Черный разрушитель - Страница 8
В сотнях миль от острова вблизи атолла Бикини произвели один взрыв, затем другой, и перепутанные течения понесли радиоактивные воды неведомыми путями. Первая волна потенциальной энергии достигла острова ранней осенью 1946 года.
Еще несколько лет спустя терпеливый чиновник, разбирая в Токио архив императорского военно-морского флота Японии, обнаружил документ о существовании тайного нефтехранилища. По прошествии должного срока, в 19… году, эскадренный миноносец «Коулсон» отправился в обычное для таких случаев инспекционное плавание.
Час апокалипсиса пробил.
Капитан-лейтенант Кент Мейнард угрюмо рассматривал остров в бинокль. Он был готов к неприятным неожиданностям, однако не ждал ничего сверхъестественного.
— Обычный подлесок, — пробормотал он, — Цепь холмов, хребет острова, деревья…
И тут он умолк.
На обращенном к ним склоне пальмовый лес прорезала широкая просека. Деревья на ней были глубоко вдавлены в гигантскую борозду, уже поросшую травой и молодым кустарником.
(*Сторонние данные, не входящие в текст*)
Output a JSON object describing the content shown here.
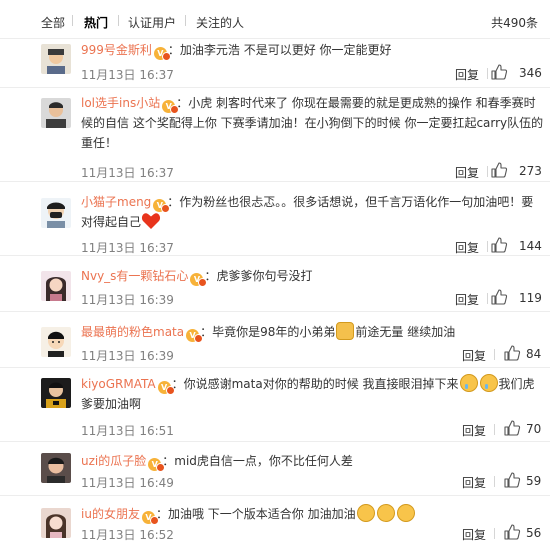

Борозда шириной примерно в сотню футов тянулась от берега вверх по склону и обрывалась у длинного плоского утеса, лежавшего близ вершины холма.
Ничего не понимая, Мейнард уставился на фотографии острова, сделанные еще японцами. Машинально он обратился к своему заместителю лейтенанту Джерсону.
— Черт побери! — сказал он, — Как очутился здесь этот утес? Его нет ни на одной фотографии.
Едва успев закрыть рот, он уже пожалел о сказанном.
Джерсон взглянул на него с чуть прикрытой иронией и пожал плечами.
— Наверное, мы попали не на тот остров.
Мейнард счел за лучшее промолчать. Этот Джерсон был странным типом. На языке у него всегда вертелись какие-нибудь колкости.
— Пожалуй, эта штука весит миллиона два тонн, — продолжал лейтенант, — Может, японцы нарочно притащили ее сюда, чтобы сбить нас с толку?
Последние слова Джерсона еще больше уязвили его: как раз в это мгновение, глядя на утес, он и в самом деле подумал о японцах. Однако вес утеса, определенный лейтенантом довольно точно, заставил его отказаться от столь диких предположений. Если бы японцы могли сдвинуть с места утес, весящий два миллиона тонн, они бы выиграли войну.
Они вошли в лагуну без всяких происшествий. Проход оказался шире и глубже, чем предполагал Мейнард, судя по японской карте, и это облегчило задачу. Обедали они уже в лагуне под прикрытием береговой гряды. Мейнард заметил на воде нефтяные пятна и тотчас приказал следить, чтобы кто-нибудь не бросил за борт спичку. Посовещавшись с офицерами, он решил поджечь эту нефть, когда работа будет закончена и эсминец выйдет из лагуны.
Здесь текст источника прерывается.